AB
AiBoss
project

HumanVid - A high-quality dataset designed specifically for generating animations of human images.

HumanVid is a high-quality dataset jointly developed by the Chinese University of Hong Kong and the Shanghai Artificial Intelligence Laboratory, specifically designed for training human image animation. It combines real-world video and synthetic data, using carefully designed rules to filter high-quality data...

What is HumanVid?

HumanVid is a high-quality dataset jointly developed by the Chinese University of Hong Kong and the Shanghai Artificial Intelligence Laboratory, specifically designed for training human image animation. It combines real-world video and synthetic data, filtering high-quality videos through carefully designed rules and annotating them using 2D pose estimation and SLAM techniques. HumanVid aims to improve the controllability and stability of video generation, and its effectiveness has been validated using the baseline model CamAnimate, achieving state-of-the-art levels in controlling human poses and camera movement. The project plans to release the code and dataset publicly by the end of September 2024.

HumanVid's main functions

  • High-quality data integrationIt combines real-world and synthetic data to ensure the richness and diversity of the dataset.
  • Copyright FreedomAll video and 3D avatar assets are copyright-free, facilitating research and use.
  • Rule FilteringThe rule-based filtering mechanism ensures that the videos in the dataset are of high quality.
  • Human and camera motion annotationsAccurate annotation of human and camera motion in videos is achieved using 2D pose estimation and SLAM techniques.

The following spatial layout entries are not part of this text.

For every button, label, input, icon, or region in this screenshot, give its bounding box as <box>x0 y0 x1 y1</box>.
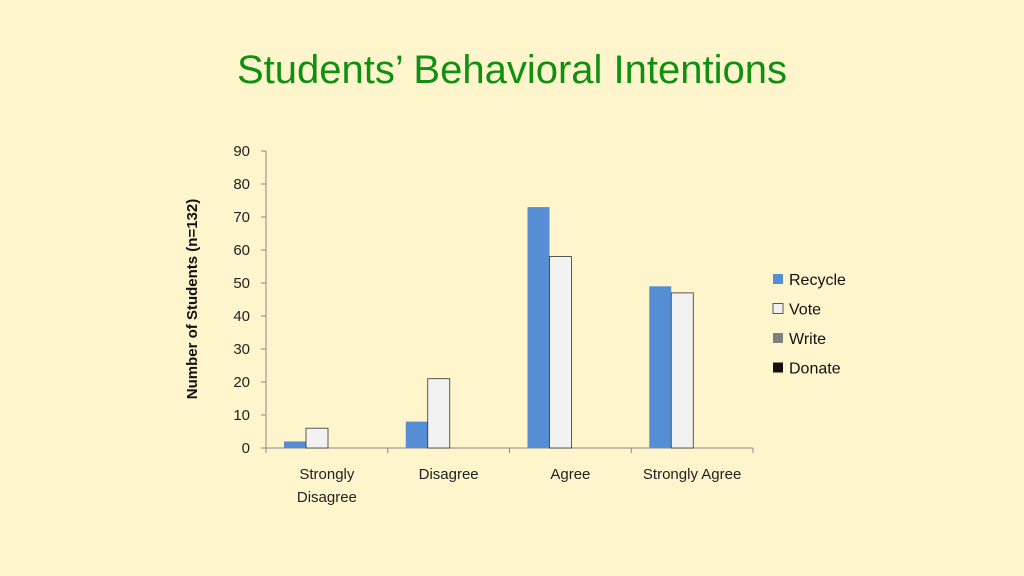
bar-vote <box>670 292 694 449</box>
y-tick-label: 0 <box>242 440 250 457</box>
legend-label-recycle: Recycle <box>789 272 846 289</box>
legend-label-vote: Vote <box>789 302 821 319</box>
y-tick-label: 30 <box>233 341 250 358</box>
x-tick-label: Agree <box>550 466 590 483</box>
chart-legend: Recycle Vote Write Donate <box>772 272 846 378</box>
y-tick-label: 20 <box>233 374 250 391</box>
legend-swatch-recycle <box>773 274 783 284</box>
y-tick-label: 90 <box>233 143 250 160</box>
x-tick-label: Disagree <box>419 466 479 483</box>
slide-title: Students’ Behavioral Intentions <box>237 48 787 92</box>
x-tick-label: Strongly Agree <box>643 466 741 483</box>
bar-recycle <box>527 207 550 448</box>
bar-vote <box>305 427 329 449</box>
bar-recycle <box>649 286 672 448</box>
y-tick-label: 70 <box>233 209 250 226</box>
x-tick-label: Strongly Disagree <box>297 466 357 506</box>
y-tick-label: 50 <box>233 275 250 292</box>
legend-swatch-write <box>773 333 783 343</box>
y-tick-label: 40 <box>233 308 250 325</box>
legend-swatch-vote <box>772 303 784 314</box>
legend-label-write: Write <box>789 331 826 348</box>
y-tick-label: 10 <box>233 407 250 424</box>
y-axis-label: Number of Students (n=132) <box>184 199 201 399</box>
bar-vote <box>549 256 572 449</box>
legend-swatch-donate <box>773 362 783 373</box>
bar-recycle <box>405 421 428 448</box>
bar-recycle <box>284 441 306 448</box>
legend-label-donate: Donate <box>789 361 841 378</box>
y-tick-label: 80 <box>233 176 250 193</box>
chart-axes: 0 10 20 30 40 50 60 70 80 90 Strongly Disagree Disag… <box>233 143 754 506</box>
chart-bars <box>284 207 694 449</box>
y-tick-label: 60 <box>233 242 250 259</box>
bar-vote <box>427 378 451 449</box>
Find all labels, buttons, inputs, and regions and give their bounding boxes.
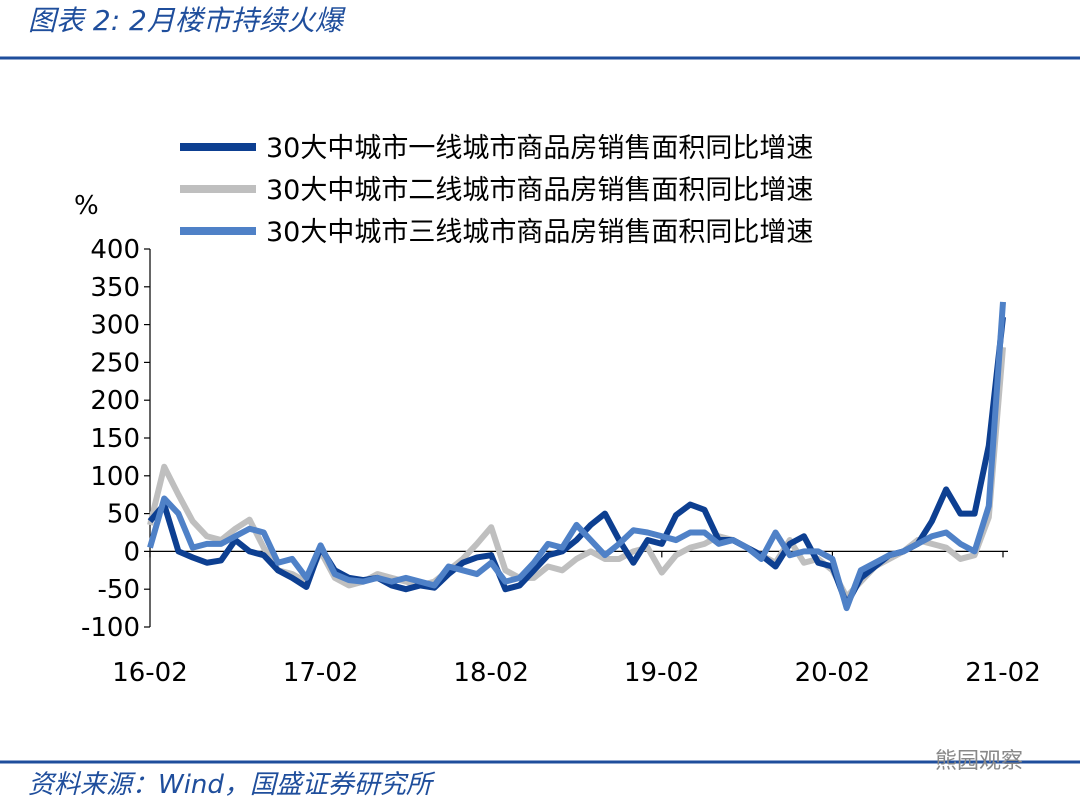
legend-label: 30大中城市一线城市商品房销售面积同比增速 — [266, 133, 813, 164]
y-tick-label: -50 — [98, 575, 140, 605]
y-tick-label: 50 — [107, 500, 140, 530]
legend-label: 30大中城市三线城市商品房销售面积同比增速 — [266, 217, 813, 248]
y-tick-label: 100 — [90, 462, 140, 492]
y-tick-label: 150 — [90, 424, 140, 454]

HumanVid's technical principles

  • Dataset ConstructionHumanVid constructs its dataset by collecting a vast amount of copyrighted, free real-world video from the internet and combining it with synthetic data. The videos are filtered using carefully designed rules to ensure the high quality of the dataset.
  • annotation techniquesThe video uses a 2D pose estimator to annotate human motion, while employing a SLAM (Simultaneous Localization and Mapping)-based method to annotate camera motion.
  • Synthetic data generationTo increase the diversity of the dataset, HumanVid collected copyrighted, free 3D avatar assets and introduced a rule-based camera trajectory generation method to simulate different camera movements.
  • Model trainingHumanVid has built a baseline model, CamAnimate, which takes human and camera motion as conditions. By training on the HumanVid dataset, it is able to generate videos with control over human poses and camera motion.

HumanVid project address

Application scenarios of HumanVid

  • Video productionIt provides high-quality animation generation for film, television and other video content production, enabling directors and producers to create more vivid and realistic scenes by controlling character poses and camera movements.
  • Game developmentIn video games, HumanVid can generate realistic NPC (non-player character) animations, enhancing the game's immersion and interactivity.
  • VR and ARIn VR and AR applications, HumanVid can generate virtual characters that interact with users, providing a more natural and fluid experience.
  • Education and trainingHumanVid can create instructional videos that simulate character actions and scenarios, helping students better understand and learn complex concepts.